Se había enterado de mi nuevo estado y entendía que era un motivo magnífico para emborracharse.

-¡Te paso a buscar! ¡Esta noche es una buena noche para hundir Orbegozo!¡Dejaremos Madrid como un solar! ¡Si hace falta, nos volvemos a tirar por el viaducto!.

Eran sus gritos de guerra. Carmelo Urrutia, médico de medicina general, que había esta ejerciendo en un consultorio de barrio hasta una reciente, fulminante y deshonrosa inhabilitación por malas prácticas. Era mi viejo camarada desde hacía muchos años.
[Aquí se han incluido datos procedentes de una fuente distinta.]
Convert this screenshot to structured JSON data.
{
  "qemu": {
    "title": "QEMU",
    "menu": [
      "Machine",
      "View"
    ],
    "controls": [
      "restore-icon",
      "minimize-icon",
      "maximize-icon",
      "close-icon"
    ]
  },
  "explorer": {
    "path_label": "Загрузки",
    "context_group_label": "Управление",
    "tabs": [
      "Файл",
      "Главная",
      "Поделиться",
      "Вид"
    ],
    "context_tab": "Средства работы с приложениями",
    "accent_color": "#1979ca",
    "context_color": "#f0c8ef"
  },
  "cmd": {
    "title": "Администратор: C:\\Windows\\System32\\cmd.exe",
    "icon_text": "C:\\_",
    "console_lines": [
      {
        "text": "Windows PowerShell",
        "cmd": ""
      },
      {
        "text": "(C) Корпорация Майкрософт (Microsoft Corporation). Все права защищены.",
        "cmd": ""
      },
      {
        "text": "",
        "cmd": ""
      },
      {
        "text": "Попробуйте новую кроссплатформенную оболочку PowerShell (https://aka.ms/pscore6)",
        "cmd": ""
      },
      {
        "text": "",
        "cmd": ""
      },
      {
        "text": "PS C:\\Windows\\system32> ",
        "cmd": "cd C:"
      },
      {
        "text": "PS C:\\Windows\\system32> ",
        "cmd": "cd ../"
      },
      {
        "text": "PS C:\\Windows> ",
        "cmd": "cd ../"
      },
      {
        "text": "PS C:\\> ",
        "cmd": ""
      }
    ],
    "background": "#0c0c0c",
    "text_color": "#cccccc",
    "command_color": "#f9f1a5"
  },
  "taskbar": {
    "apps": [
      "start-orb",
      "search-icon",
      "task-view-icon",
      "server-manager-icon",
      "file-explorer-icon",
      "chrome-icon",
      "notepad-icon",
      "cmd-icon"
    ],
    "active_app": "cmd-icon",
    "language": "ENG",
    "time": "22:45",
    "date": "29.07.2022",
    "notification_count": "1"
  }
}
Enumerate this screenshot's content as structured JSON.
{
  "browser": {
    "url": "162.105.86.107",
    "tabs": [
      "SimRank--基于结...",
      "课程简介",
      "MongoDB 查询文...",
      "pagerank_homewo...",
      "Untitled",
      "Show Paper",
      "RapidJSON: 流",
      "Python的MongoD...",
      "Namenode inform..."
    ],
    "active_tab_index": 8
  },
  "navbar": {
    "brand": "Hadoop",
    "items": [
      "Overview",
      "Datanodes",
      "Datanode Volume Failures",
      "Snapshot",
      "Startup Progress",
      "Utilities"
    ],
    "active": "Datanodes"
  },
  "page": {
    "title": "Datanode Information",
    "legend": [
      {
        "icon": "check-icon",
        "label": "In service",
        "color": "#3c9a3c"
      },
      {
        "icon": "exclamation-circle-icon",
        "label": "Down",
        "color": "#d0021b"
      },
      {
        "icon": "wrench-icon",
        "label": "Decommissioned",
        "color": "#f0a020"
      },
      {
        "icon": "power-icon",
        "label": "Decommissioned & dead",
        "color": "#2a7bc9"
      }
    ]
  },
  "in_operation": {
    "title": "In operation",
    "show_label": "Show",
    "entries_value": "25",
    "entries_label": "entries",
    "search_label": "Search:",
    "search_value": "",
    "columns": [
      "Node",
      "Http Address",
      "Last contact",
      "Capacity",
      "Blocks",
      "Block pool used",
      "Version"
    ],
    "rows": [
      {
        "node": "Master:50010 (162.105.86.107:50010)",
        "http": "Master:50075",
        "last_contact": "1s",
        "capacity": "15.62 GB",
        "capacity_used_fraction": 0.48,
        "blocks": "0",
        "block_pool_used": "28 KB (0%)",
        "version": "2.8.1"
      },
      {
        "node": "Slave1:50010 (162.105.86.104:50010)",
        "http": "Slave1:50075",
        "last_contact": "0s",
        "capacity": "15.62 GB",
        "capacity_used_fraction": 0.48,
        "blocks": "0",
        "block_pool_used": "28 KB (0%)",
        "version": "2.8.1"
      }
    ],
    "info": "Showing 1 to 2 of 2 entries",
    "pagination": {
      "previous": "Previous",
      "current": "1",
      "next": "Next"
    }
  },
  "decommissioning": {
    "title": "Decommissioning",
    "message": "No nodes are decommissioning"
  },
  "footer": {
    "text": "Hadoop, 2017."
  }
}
Nuestra relación era un guadiana al albur de las peripecias de cada cual, pero una relación profunda en suma, basada en el respeto por las mutuas clandestinidades y que muy a menudo devenía en encuentros alborotados y negocios al alimón. Probablemente no existiera otro médico con menos confianza en la medicina oficial. Sus tesis se basaban en que la madre naturaleza cura el noventa por ciento de las enfermedades y no habla mal de sus compañeros; y que para tomar medicinas había que tener buena salud. Loco amigo. No tardaríamos en vernos.

                 -Es tarde, Carmelo. Me voy a dormir. Me llevas una ventaja de mil copas. Mañana te llamo.

Tenemos mucho atrasado!- insistía, ¡Y es una buena noche para cantar! ¡ Te cantaré por Puccini!: ¡Nessun dorma, nessun dorma! Tu pure, o principessa, nella tua fredda stanza guardi le stelle che tremano d'amore e di speranza.

-No insistas, mañana te llamo.

             Aún tuve que escuchar su vocerío un buen rato antes de poderle colgar. Efectivamente, no sabía aun si al día siguiente, pero ya había madurado en mi cabeza que tenía que llamarle porque estaba ultimando los detalles de un buen asunto que necesitaba de su concurso y con el que pensaba que ambos podíamos sacar tajada bastante para pagarnos las necesidades y los vicios, si es que no son la misma cosa, durante una buena temporada. Me dormí arrullado por los cantos de sirena de unos buenos augurios, con el cuerpo lasito, dueño y señor del próximo futuro y restableciendo los puentes que permiten transitar la vida al margen del rebaño y enarbolar la antorcha cabecera en esa procesión en la que va uno solo.